As its name suggests, the Blue Ridge Virtual Eco Fair is more regional in scope, and will offer presentations on a broader range of topics. “We saw ‘the Blue Ridge’ less as a place than as this kind of mythical location that is interesting to people all over the country,” Crenshaw said.
Holding the event virtually presents new opportunities, he said. In addition to the fact that folks from all over can attend the fair, organizers could also recruit speakers and vendors from outside of the New River Valley.
“We ended up not only kind of expanding the footprint through its name, but we ended up with two really well-known, international speakers, to kind of set the tone for then having a lot of local content from local businesses and people out on the frontiers of sustainable living,” Crenshaw explained.
The first day’s keynote speaker is Patrick Holden. Holden is the founding director and chief executive of the Sustainable Food Trust, based in the United Kingdom. On day two, Dr. Zach Bush will kick off the programming. Bush founded The Farmer’s Footprint, a nonprofit that seeks to develop root-cause solutions for human and ecological health.
While including international heavy-hitters on the program is an exciting development, Crenshaw was quick to promote the wide array of local talent on the agenda as well. Haden Polseno-Hensley, a co-founder of Floyd’s beloved Red Rooster Coffee Roasters, is slated to discuss “Sustainability as a Business Model.” A representative from Seven Springs Farms in Check, Va. will present on “Filling a Niche: Supplying Organic Growers.” Kristy Ratcliffe, who was mentioned in Saturday’s newsletter about Death Cafes, will explain the concept of green burial.
Crenshaw has also curated a variety of “Voices of Floyd” to showcase the knowledge of Floyd’s young folks. This group of about 15 artists, farmers and back-to-the-landers will discuss “why they’re here (in Floyd) and why they’re living this lifestyle,” Crenshaw said.
Crenshaw described the overarching theme of the event as “live locally, act globally.” He said he hopes that by the time April rolls around, reception to the event is more enthusiastic and people have the time and attention to dedicate to its important topics.

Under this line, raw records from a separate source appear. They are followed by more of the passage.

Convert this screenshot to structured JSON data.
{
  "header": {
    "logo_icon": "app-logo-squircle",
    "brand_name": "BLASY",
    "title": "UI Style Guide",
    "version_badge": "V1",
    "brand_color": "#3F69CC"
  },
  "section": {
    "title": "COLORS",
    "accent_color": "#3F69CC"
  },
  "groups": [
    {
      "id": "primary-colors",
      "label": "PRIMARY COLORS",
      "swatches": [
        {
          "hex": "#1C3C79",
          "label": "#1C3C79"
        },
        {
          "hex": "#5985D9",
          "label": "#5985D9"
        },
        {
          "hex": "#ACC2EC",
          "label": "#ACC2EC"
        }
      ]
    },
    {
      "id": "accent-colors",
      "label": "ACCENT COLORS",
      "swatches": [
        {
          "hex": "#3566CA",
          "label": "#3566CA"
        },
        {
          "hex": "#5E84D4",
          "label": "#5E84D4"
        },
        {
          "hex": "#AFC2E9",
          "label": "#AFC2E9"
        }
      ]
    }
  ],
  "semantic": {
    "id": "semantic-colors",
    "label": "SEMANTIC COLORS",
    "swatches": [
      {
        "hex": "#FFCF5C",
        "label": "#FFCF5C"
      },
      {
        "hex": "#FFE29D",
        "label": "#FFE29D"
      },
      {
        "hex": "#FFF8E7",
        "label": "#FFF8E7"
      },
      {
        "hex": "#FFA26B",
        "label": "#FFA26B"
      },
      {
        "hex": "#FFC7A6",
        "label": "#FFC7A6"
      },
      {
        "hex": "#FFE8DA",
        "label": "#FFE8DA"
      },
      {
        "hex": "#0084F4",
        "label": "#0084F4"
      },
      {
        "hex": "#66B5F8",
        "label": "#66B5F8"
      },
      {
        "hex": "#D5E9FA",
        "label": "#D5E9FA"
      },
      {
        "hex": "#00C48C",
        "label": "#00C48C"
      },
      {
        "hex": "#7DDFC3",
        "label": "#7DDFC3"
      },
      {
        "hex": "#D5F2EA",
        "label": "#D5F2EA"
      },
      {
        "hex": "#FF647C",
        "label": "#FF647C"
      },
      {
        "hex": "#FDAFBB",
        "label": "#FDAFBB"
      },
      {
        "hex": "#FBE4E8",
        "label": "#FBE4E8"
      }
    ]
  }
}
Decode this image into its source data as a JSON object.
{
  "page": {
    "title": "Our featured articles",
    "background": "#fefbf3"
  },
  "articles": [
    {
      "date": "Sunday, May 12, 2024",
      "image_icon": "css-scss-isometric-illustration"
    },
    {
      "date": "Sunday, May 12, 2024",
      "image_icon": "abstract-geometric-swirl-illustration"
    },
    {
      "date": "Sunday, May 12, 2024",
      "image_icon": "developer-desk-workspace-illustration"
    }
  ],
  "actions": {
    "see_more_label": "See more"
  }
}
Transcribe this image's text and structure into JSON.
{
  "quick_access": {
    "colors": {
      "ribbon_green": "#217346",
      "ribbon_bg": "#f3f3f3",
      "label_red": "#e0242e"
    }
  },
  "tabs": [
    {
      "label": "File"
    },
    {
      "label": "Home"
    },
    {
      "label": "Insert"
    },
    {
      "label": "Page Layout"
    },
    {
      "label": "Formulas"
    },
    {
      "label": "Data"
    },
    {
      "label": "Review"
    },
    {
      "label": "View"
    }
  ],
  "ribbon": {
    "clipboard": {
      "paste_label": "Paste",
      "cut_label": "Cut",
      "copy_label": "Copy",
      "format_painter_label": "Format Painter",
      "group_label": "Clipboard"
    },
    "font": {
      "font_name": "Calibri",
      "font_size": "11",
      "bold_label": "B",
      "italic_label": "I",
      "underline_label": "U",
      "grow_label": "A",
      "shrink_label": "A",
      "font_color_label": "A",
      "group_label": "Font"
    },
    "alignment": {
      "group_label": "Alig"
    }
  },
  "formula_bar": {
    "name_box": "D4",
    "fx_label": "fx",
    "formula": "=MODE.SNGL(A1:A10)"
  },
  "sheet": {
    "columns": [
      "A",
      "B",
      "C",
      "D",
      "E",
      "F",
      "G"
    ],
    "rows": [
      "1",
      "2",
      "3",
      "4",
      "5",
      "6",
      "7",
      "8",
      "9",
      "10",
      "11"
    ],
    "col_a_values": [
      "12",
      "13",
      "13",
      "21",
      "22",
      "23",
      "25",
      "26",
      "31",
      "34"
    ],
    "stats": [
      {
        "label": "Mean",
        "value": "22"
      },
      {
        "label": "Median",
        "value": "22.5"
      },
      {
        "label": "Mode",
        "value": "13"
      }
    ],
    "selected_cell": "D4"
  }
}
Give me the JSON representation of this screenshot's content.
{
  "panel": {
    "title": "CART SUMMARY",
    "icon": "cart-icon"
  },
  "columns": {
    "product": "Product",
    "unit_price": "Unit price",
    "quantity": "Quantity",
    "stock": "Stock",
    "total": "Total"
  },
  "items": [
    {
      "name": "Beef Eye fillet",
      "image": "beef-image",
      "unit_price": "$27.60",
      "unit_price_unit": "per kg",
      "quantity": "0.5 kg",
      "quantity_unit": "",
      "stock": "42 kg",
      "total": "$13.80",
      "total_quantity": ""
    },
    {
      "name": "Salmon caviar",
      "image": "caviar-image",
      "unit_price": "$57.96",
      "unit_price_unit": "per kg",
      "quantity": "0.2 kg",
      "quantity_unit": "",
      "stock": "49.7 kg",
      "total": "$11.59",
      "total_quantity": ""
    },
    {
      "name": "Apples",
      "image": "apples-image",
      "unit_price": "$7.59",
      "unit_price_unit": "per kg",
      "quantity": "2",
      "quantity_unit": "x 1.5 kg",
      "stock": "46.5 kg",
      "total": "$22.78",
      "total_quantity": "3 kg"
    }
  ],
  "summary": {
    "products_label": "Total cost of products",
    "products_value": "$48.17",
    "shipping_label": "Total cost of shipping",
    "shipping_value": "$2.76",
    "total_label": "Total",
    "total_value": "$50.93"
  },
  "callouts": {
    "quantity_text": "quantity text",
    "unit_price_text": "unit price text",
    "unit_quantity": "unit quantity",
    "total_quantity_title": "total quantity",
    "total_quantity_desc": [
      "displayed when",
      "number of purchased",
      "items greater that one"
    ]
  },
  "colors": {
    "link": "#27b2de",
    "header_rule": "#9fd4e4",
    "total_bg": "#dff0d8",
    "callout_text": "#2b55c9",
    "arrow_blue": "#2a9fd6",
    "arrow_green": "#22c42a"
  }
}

“We’re parking the event for about five months, and hopefully at that point we’ll have clarity on the political front and we’ll have…maybe a light at the end of the tunnel as far as the pandemic is concerned, and people will be ready to open up and show their interest in some of these very important issues that face us,” Crenshaw hoped.
While some aspects of the Virtual Fair will only be available to registrants contemporaneously, such as live activities and giveaways, much of the content will be archived online and available after the fact. “We saw this as an opportunity to gather stories and information that would be able to be shared,” Crenshaw said.
Tickets are $15 and any proceeds from the event will help support the various initiatives of SustainFloyd, including the Floyd Farmers Market, he explained. The farmers market costs about $5,000 to host each year, and SustainFloyd strives to keep the cost to participating farmers low. That necessitates fundraising throughout the year.